Beim Verdacht auf eine HE sollte der Patient zur Sicherung der Diagnose an einen Hepatologen oder an eine Klinik überwiesen werden. Die finale Diagnose erfolgt dann in erster Linie anhand klinischer und laborchemischer Untersuchungen. Dazu zählen Laborbestimmungen wie der Leberfunktionstests, bildgebende Verfahren wie die Magnetresonanztomographie (MRT) und elektrophysiologische Diagnostik wie die Elektroenzephalografie (EEG). Diese Untersuchungen dienen vor allem dazu, andere Ursachen für die neurologischen Störungen auszuschließen.8
Therapie
Eine manifeste Hepatische Enzephalopathie (HE) ist nach den Leitlinien der europäischen und amerikanischen Fachgesellschaften immer behandlungsbedürftig, eine minimale HE immer dann, wenn Patient oder Angehörige feststellen, dass die Lebensqualität beeinträchtigt ist.10 Generell wird bei der Therapie der HE zwischen Akuttherapie und Prophylaxe unterschieden.
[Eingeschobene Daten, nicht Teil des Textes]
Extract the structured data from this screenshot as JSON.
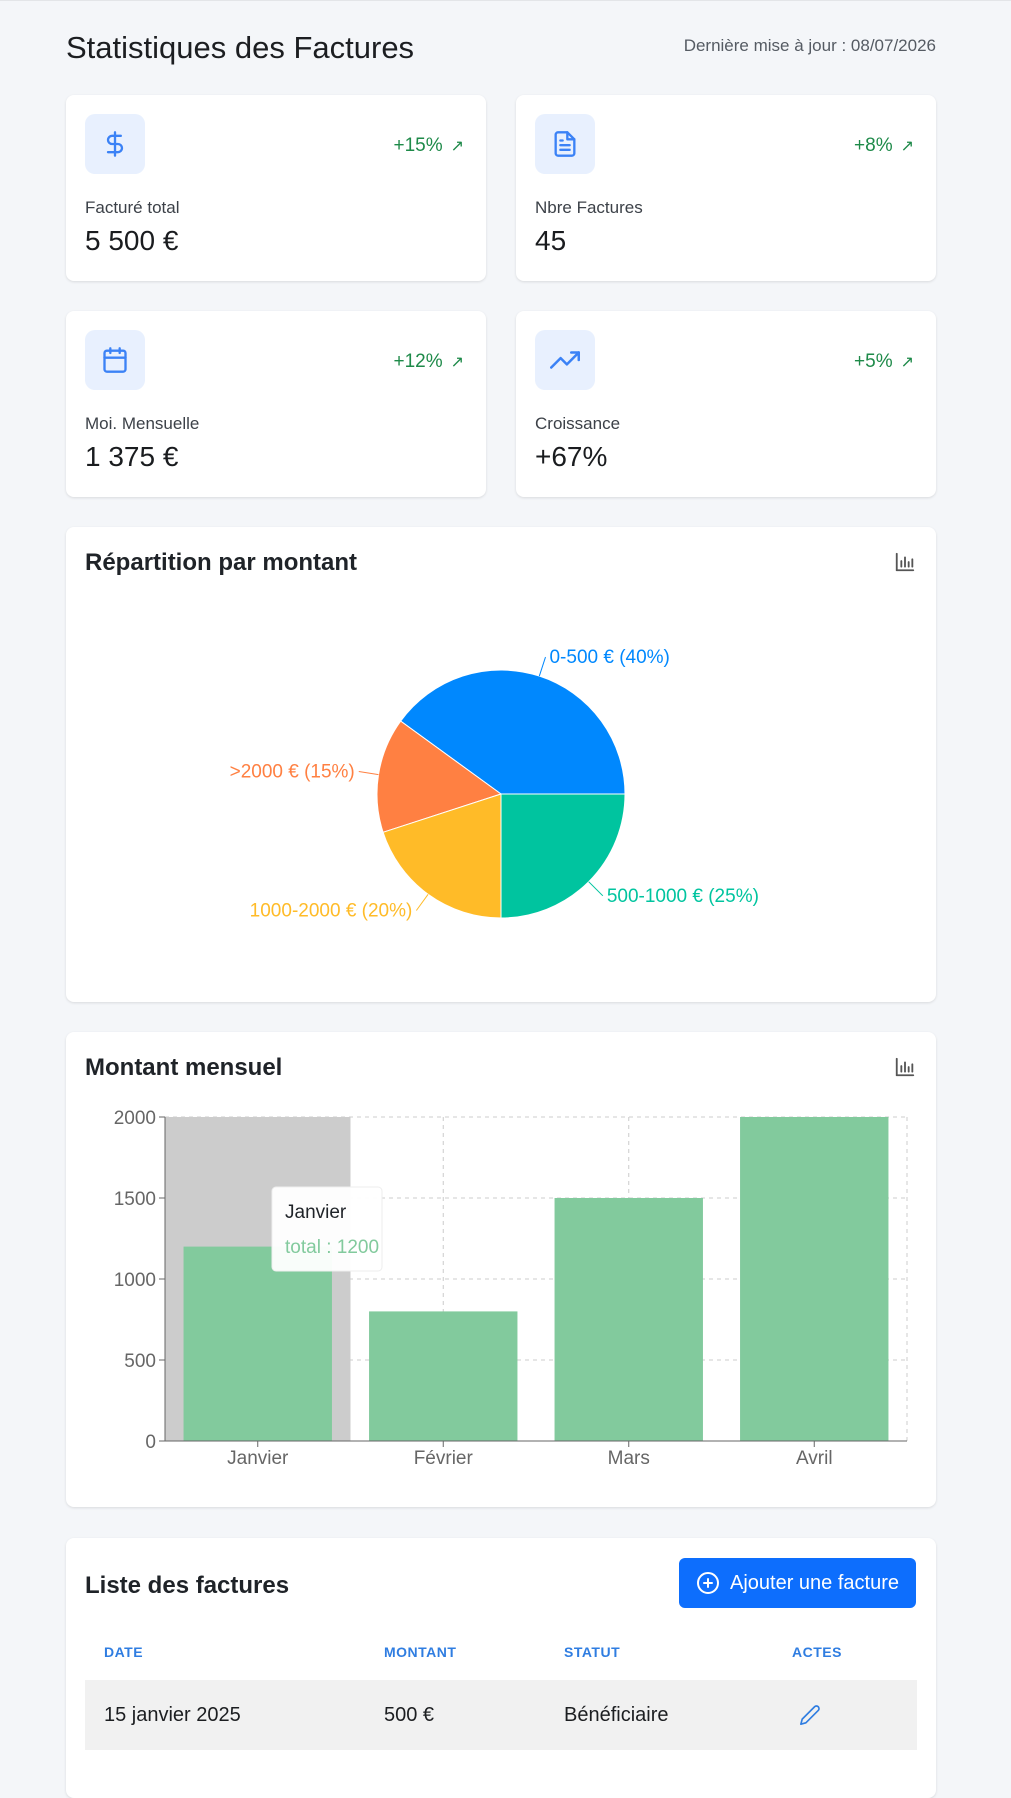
{
  "header": {
    "title": "Statistiques des Factures",
    "updated": "Dernière mise à jour : 08/07/2026"
  },
  "stats": [
    {
      "icon": "dollar-icon",
      "change": "+15%",
      "label": "Facturé total",
      "value": "5 500 €"
    },
    {
      "icon": "document-icon",
      "change": "+8%",
      "label": "Nbre Factures",
      "value": "45"
    },
    {
      "icon": "calendar-icon",
      "change": "+12%",
      "label": "Moi. Mensuelle",
      "value": "1 375 €"
    },
    {
      "icon": "trending-up-icon",
      "change": "+5%",
      "label": "Croissance",
      "value": "+67%"
    }
  ],
  "colors": {
    "accent": "#0d6efd",
    "positive": "#1e8a49",
    "bar": "#82ca9d",
    "pie": [
      "#0088fe",
      "#ff8042",
      "#ffbb28",
      "#00c49f"
    ]
  },
  "pie_panel": {
    "title": "Répartition par montant",
    "icon": "bar-chart-icon"
  },
  "bar_panel": {
    "title": "Montant mensuel",
    "icon": "bar-chart-icon",
    "tooltip": {
      "title": "Janvier",
      "text": "total : 1200"
    }
  },
  "chart_data": [
    {
      "type": "pie",
      "categories": [
        "0-500 €",
        ">2000 €",
        "1000-2000 €",
        "500-1000 €"
      ],
      "values": [
        40,
        15,
        20,
        25
      ],
      "labels": [
        "0-500 € (40%)",
        ">2000 € (15%)",
        "1000-2000 € (20%)",
        "500-1000 € (25%)"
      ],
      "title": "Répartition par montant"
    },
    {
      "type": "bar",
      "categories": [
        "Janvier",
        "Février",
        "Mars",
        "Avril"
      ],
      "series": [
        {
          "name": "total",
          "values": [
            1200,
            800,
            1500,
            2000
          ]
        }
      ],
      "y_ticks": [
        0,
        500,
        1000,
        1500,
        2000
      ],
      "ylim": [
        0,
        2000
      ],
      "grid": true,
      "title": "Montant mensuel",
      "highlighted_category": "Janvier"
    }
  ],
  "invoices": {
    "title": "Liste des factures",
    "add_button_label": "Ajouter une facture",
    "columns": [
      "DATE",
      "MONTANT",
      "STATUT",
      "ACTES"
    ],
    "rows": [
      {
        "date": "15 janvier 2025",
        "amount": "500 €",
        "status": "Bénéficiaire"
      }
    ]
  }
}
Tritt akut eine Episode auf, müssen zunächst die auslösenden Ursachen identifiziert und behandelt werden, da dies bereits häufig zu einer Linderung der Symptome führt. Auslöser einer Episode können Magen-/Darm-Blutungen, übermäßiger Eiweißkonsum, Verstopfung oder die Einnahme von Beruhigungsmitteln sein. Auch ein Ungleichgewicht im Elektrolythaushalt, Infektionen, Verletzungen oder unzureichende Flüssigkeitszufuhr können eine HE-Episode auslösen.7
Auch durch eine angepasste Ernährung kann es möglich sein, den Verlauf der HE zu beeinflussen. Welche Ernährung sinnvoll ist, unterscheidet sich sehr individuell und sollte deshalb in jedem Fall zuerst mit dem behandelnden Arzt besprochen werden.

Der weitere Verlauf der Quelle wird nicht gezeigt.